La Policía busca el robo de un vehículo especial en una operación de película. ¡No creerás qué era el transporte!

¡Alerta máxima! La Policía Nacional busca un transporte que come paja y tiene jorobas

Imagínate que eres un agente de la Policía Nacional, te has tomado tu café reglamentario y te dispones a pasar una mañana tranquila sellando documentos cuando, de repente, la realidad decide que hoy no es un día normal. Se presenta en comisaría un señor con un porte que ya quisiera cualquier embajador, vestido con unas telas que brillan más que las luces de Navidad de Vigo y una cara de preocupación que te hace pensar en un atraco al Banco de España.

El hombre, con toda la solemnidad del mundo, se sienta y dice que quiere denunciar el robo de un vehículo especial. Hasta aquí todo bien, la agente de servicio ya estaba preparando el dedo para teclear marcas como Mercedes, BMW o algún patinete eléctrico de última generación que corre más que un Fórmula 1. Pero la sorpresa llega cuando la agente pregunta por la matrícula o el número de bastidor y el buen señor le responde que su vehículo no tiene ruedas, sino pezuñas, y que en lugar de retrovisores tiene unas orejas bastante grandes y peludas.

Un despliegue de película para un fugitivo con joroba

Lejos de pensar que estaban ante una cámara oculta o que el denunciante se había pasado con el incienso, la Policía Nacional demostró que ellos se toman en serio hasta lo más insólito.
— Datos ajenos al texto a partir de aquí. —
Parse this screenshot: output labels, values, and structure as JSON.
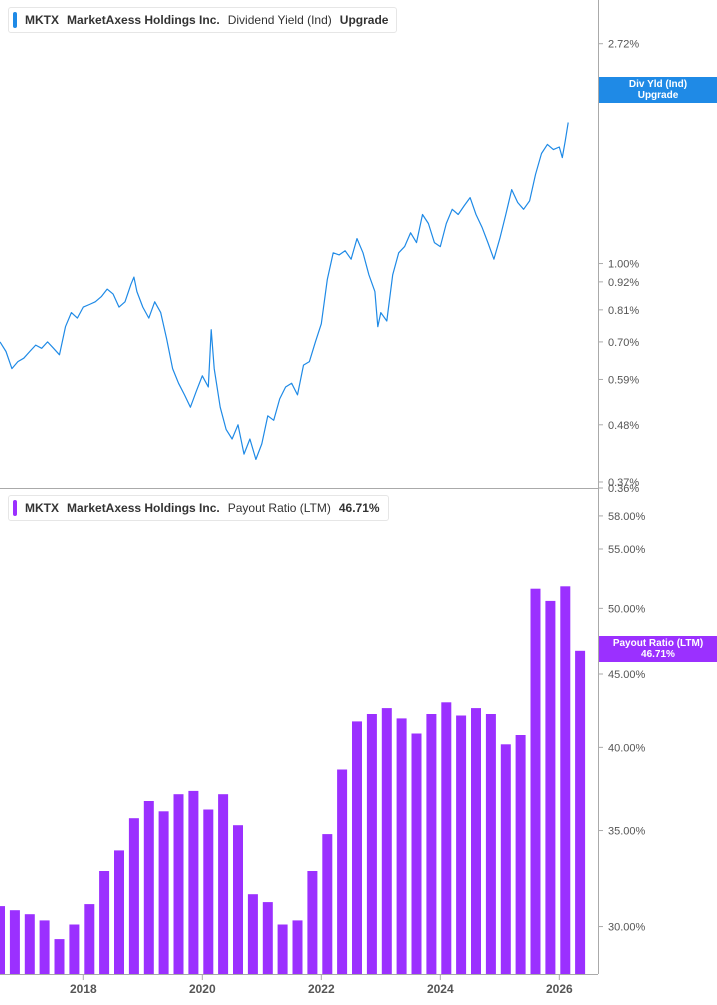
{
  "colors": {
    "yield_line": "#1f8ae6",
    "payout_bar": "#9b30ff",
    "axis_text": "#555555",
    "axis_line": "#aaaaaa"
  },
  "top_panel": {
    "legend": {
      "ticker": "MKTX",
      "company": "MarketAxess Holdings Inc.",
      "metric": "Dividend Yield (Ind)",
      "action": "Upgrade"
    },
    "last_tag": {
      "line1": "Div Yld (Ind)",
      "line2": "Upgrade"
    }
  },
  "bottom_panel": {
    "legend": {
      "ticker": "MKTX",
      "company": "MarketAxess Holdings Inc.",
      "metric": "Payout Ratio (LTM)",
      "value": "46.71%"
    },
    "last_tag": {
      "line1": "Payout Ratio (LTM)",
      "line2": "46.71%"
    }
  },
  "chart_data": [
    {
      "type": "line",
      "series": [
        {
          "name": "Dividend Yield (Ind)",
          "values": [
            [
              2016.6,
              0.7
            ],
            [
              2016.7,
              0.67
            ],
            [
              2016.8,
              0.62
            ],
            [
              2016.9,
              0.64
            ],
            [
              2017.0,
              0.65
            ],
            [
              2017.1,
              0.67
            ],
            [
              2017.2,
              0.69
            ],
            [
              2017.3,
              0.68
            ],
            [
              2017.4,
              0.7
            ],
            [
              2017.5,
              0.68
            ],
            [
              2017.6,
              0.66
            ],
            [
              2017.7,
              0.75
            ],
            [
              2017.8,
              0.8
            ],
            [
              2017.9,
              0.78
            ],
            [
              2018.0,
              0.82
            ],
            [
              2018.1,
              0.83
            ],
            [
              2018.2,
              0.84
            ],
            [
              2018.3,
              0.86
            ],
            [
              2018.4,
              0.89
            ],
            [
              2018.5,
              0.87
            ],
            [
              2018.6,
              0.82
            ],
            [
              2018.7,
              0.84
            ],
            [
              2018.8,
              0.91
            ],
            [
              2018.85,
              0.94
            ],
            [
              2018.9,
              0.88
            ],
            [
              2019.0,
              0.82
            ],
            [
              2019.1,
              0.78
            ],
            [
              2019.2,
              0.84
            ],
            [
              2019.3,
              0.8
            ],
            [
              2019.4,
              0.71
            ],
            [
              2019.5,
              0.62
            ],
            [
              2019.6,
              0.58
            ],
            [
              2019.7,
              0.55
            ],
            [
              2019.8,
              0.52
            ],
            [
              2019.9,
              0.56
            ],
            [
              2020.0,
              0.6
            ],
            [
              2020.1,
              0.57
            ],
            [
              2020.15,
              0.74
            ],
            [
              2020.2,
              0.62
            ],
            [
              2020.3,
              0.52
            ],
            [
              2020.4,
              0.47
            ],
            [
              2020.5,
              0.45
            ],
            [
              2020.6,
              0.48
            ],
            [
              2020.7,
              0.42
            ],
            [
              2020.8,
              0.45
            ],
            [
              2020.9,
              0.41
            ],
            [
              2021.0,
              0.44
            ],
            [
              2021.1,
              0.5
            ],
            [
              2021.2,
              0.49
            ],
            [
              2021.3,
              0.54
            ],
            [
              2021.4,
              0.57
            ],
            [
              2021.5,
              0.58
            ],
            [
              2021.6,
              0.55
            ],
            [
              2021.7,
              0.63
            ],
            [
              2021.8,
              0.64
            ],
            [
              2021.9,
              0.7
            ],
            [
              2022.0,
              0.76
            ],
            [
              2022.1,
              0.93
            ],
            [
              2022.2,
              1.05
            ],
            [
              2022.3,
              1.04
            ],
            [
              2022.4,
              1.06
            ],
            [
              2022.5,
              1.02
            ],
            [
              2022.6,
              1.12
            ],
            [
              2022.7,
              1.05
            ],
            [
              2022.8,
              0.95
            ],
            [
              2022.9,
              0.88
            ],
            [
              2022.95,
              0.75
            ],
            [
              2023.0,
              0.8
            ],
            [
              2023.1,
              0.77
            ],
            [
              2023.2,
              0.95
            ],
            [
              2023.3,
              1.05
            ],
            [
              2023.4,
              1.08
            ],
            [
              2023.5,
              1.15
            ],
            [
              2023.6,
              1.1
            ],
            [
              2023.7,
              1.25
            ],
            [
              2023.8,
              1.2
            ],
            [
              2023.9,
              1.1
            ],
            [
              2024.0,
              1.08
            ],
            [
              2024.1,
              1.2
            ],
            [
              2024.2,
              1.28
            ],
            [
              2024.3,
              1.25
            ],
            [
              2024.4,
              1.3
            ],
            [
              2024.5,
              1.35
            ],
            [
              2024.6,
              1.25
            ],
            [
              2024.7,
              1.18
            ],
            [
              2024.8,
              1.1
            ],
            [
              2024.9,
              1.02
            ],
            [
              2025.0,
              1.12
            ],
            [
              2025.1,
              1.25
            ],
            [
              2025.2,
              1.4
            ],
            [
              2025.3,
              1.32
            ],
            [
              2025.4,
              1.28
            ],
            [
              2025.5,
              1.33
            ],
            [
              2025.6,
              1.5
            ],
            [
              2025.7,
              1.65
            ],
            [
              2025.8,
              1.72
            ],
            [
              2025.9,
              1.68
            ],
            [
              2026.0,
              1.7
            ],
            [
              2026.05,
              1.62
            ],
            [
              2026.1,
              1.75
            ],
            [
              2026.15,
              1.9
            ]
          ]
        }
      ],
      "y_scale": "log",
      "ylim": [
        0.36,
        3.2
      ],
      "xlim": [
        2016.6,
        2026.65
      ],
      "y_ticks": [
        "2.72%",
        "1.00%",
        "0.92%",
        "0.81%",
        "0.70%",
        "0.59%",
        "0.48%",
        "0.37%",
        "0.36%"
      ],
      "y_tick_values": [
        2.72,
        1.0,
        0.92,
        0.81,
        0.7,
        0.59,
        0.48,
        0.37,
        0.36
      ],
      "last_value_hidden": "2.00%",
      "grid": false
    },
    {
      "type": "bar",
      "series": [
        {
          "name": "Payout Ratio (LTM)",
          "values": [
            [
              2016.6,
              31.0
            ],
            [
              2016.85,
              30.8
            ],
            [
              2017.1,
              30.6
            ],
            [
              2017.35,
              30.3
            ],
            [
              2017.6,
              29.4
            ],
            [
              2017.85,
              30.1
            ],
            [
              2018.1,
              31.1
            ],
            [
              2018.35,
              32.8
            ],
            [
              2018.6,
              33.9
            ],
            [
              2018.85,
              35.7
            ],
            [
              2019.1,
              36.7
            ],
            [
              2019.35,
              36.1
            ],
            [
              2019.6,
              37.1
            ],
            [
              2019.85,
              37.3
            ],
            [
              2020.1,
              36.2
            ],
            [
              2020.35,
              37.1
            ],
            [
              2020.6,
              35.3
            ],
            [
              2020.85,
              31.6
            ],
            [
              2021.1,
              31.2
            ],
            [
              2021.35,
              30.1
            ],
            [
              2021.6,
              30.3
            ],
            [
              2021.85,
              32.8
            ],
            [
              2022.1,
              34.8
            ],
            [
              2022.35,
              38.6
            ],
            [
              2022.6,
              41.7
            ],
            [
              2022.85,
              42.2
            ],
            [
              2023.1,
              42.6
            ],
            [
              2023.35,
              41.9
            ],
            [
              2023.6,
              40.9
            ],
            [
              2023.85,
              42.2
            ],
            [
              2024.1,
              43.0
            ],
            [
              2024.35,
              42.1
            ],
            [
              2024.6,
              42.6
            ],
            [
              2024.85,
              42.2
            ],
            [
              2025.1,
              40.2
            ],
            [
              2025.35,
              40.8
            ],
            [
              2025.6,
              51.6
            ],
            [
              2025.85,
              50.6
            ],
            [
              2026.1,
              51.8
            ],
            [
              2026.1,
              46.71
            ]
          ]
        }
      ],
      "bar_values_ordered": [
        31.0,
        30.8,
        30.6,
        30.3,
        29.4,
        30.1,
        31.1,
        32.8,
        33.9,
        35.7,
        36.7,
        36.1,
        37.1,
        37.3,
        36.2,
        37.1,
        35.3,
        31.6,
        31.2,
        30.1,
        30.3,
        32.8,
        34.8,
        38.6,
        41.7,
        42.2,
        42.6,
        41.9,
        40.9,
        42.2,
        43.0,
        42.1,
        42.6,
        42.2,
        40.2,
        40.8,
        51.6,
        50.6,
        51.8,
        46.71
      ],
      "y_scale": "log",
      "ylim": [
        27.8,
        59.5
      ],
      "y_ticks": [
        "58.00%",
        "55.00%",
        "50.00%",
        "45.00%",
        "40.00%",
        "35.00%",
        "30.00%"
      ],
      "y_tick_values": [
        58,
        55,
        50,
        45,
        40,
        35,
        30
      ],
      "x_ticks": [
        "2018",
        "2020",
        "2022",
        "2024",
        "2026"
      ],
      "x_tick_values": [
        2018,
        2020,
        2022,
        2024,
        2026
      ],
      "grid": false
    }
  ]
}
Si un ciudadano dice que le han quitado su medio de transporte, se activa la maquinaria de guerra. En cuestión de minutos, lo que parecía un trámite aburrido se convirtió en una operación de alto voltaje que ni en la mejor entrega de Misión Imposible.

Se dio la voz de alarma y las unidades de élite empezaron a moverse por toda la ciudad como si buscaran el Santo Grial. La Unidad de Caballería se puso en marcha para patrullar parques, sospechando que el «vehículo» podría estar dándose un festín en algún seto municipal. Por su parte, los Guías Caninos sacaron a pasear sus mejores narices para intentar rastrear ese olor tan característico a desierto y aventura que dejan estos transportes especiales. No contentos con eso, desde el aire, el helicóptero de la Policía peinaba las azoteas y avenidas buscando algo que no encajara con el paisaje urbano de coches y autobuses.

El rescate del fugitivo más peludo de la ciudad

La tensión se palpaba en el ambiente hasta que, por fin, una patrulla dio el grito de victoria por la radio. Habían localizado al fugitivo de cuatro patas, que probablemente estaba curioseando algún escaparate o buscando una fuente donde repostar agua. El dueño del vehículo, nuestro distinguido y exótico amigo, recuperó su transporte con una sonrisa de oreja a oreja y un alivio que se sentía a kilómetros de distancia.

Al final, la verdad salió a la luz entre risas y alguna que otra foto para el recuerdo. Resulta que el «vehículo especial» no era otro que un camello real, propiedad de uno de los emisarios de sus majestades de Oriente. El pobre animal se había despistado un poco antes de la gran noche de reparto de regalos, provocando un despliegue policial que ya quisieran para sí muchos ministros.

La Policía Nacional ha dejado claro que están preparados para todo, ya sea perseguir a un ciberdelincuente o encontrar a un dromedario con ganas de juerga. Porque al final, proteger la seguridad ciudadana también incluye salvar la ilusión de los más pequeños y asegurarse de que nadie se quede sin sus regalos por culpa de un despiste logístico en la caravana real. ¡Eso sí que es servicio público con una sonrisa!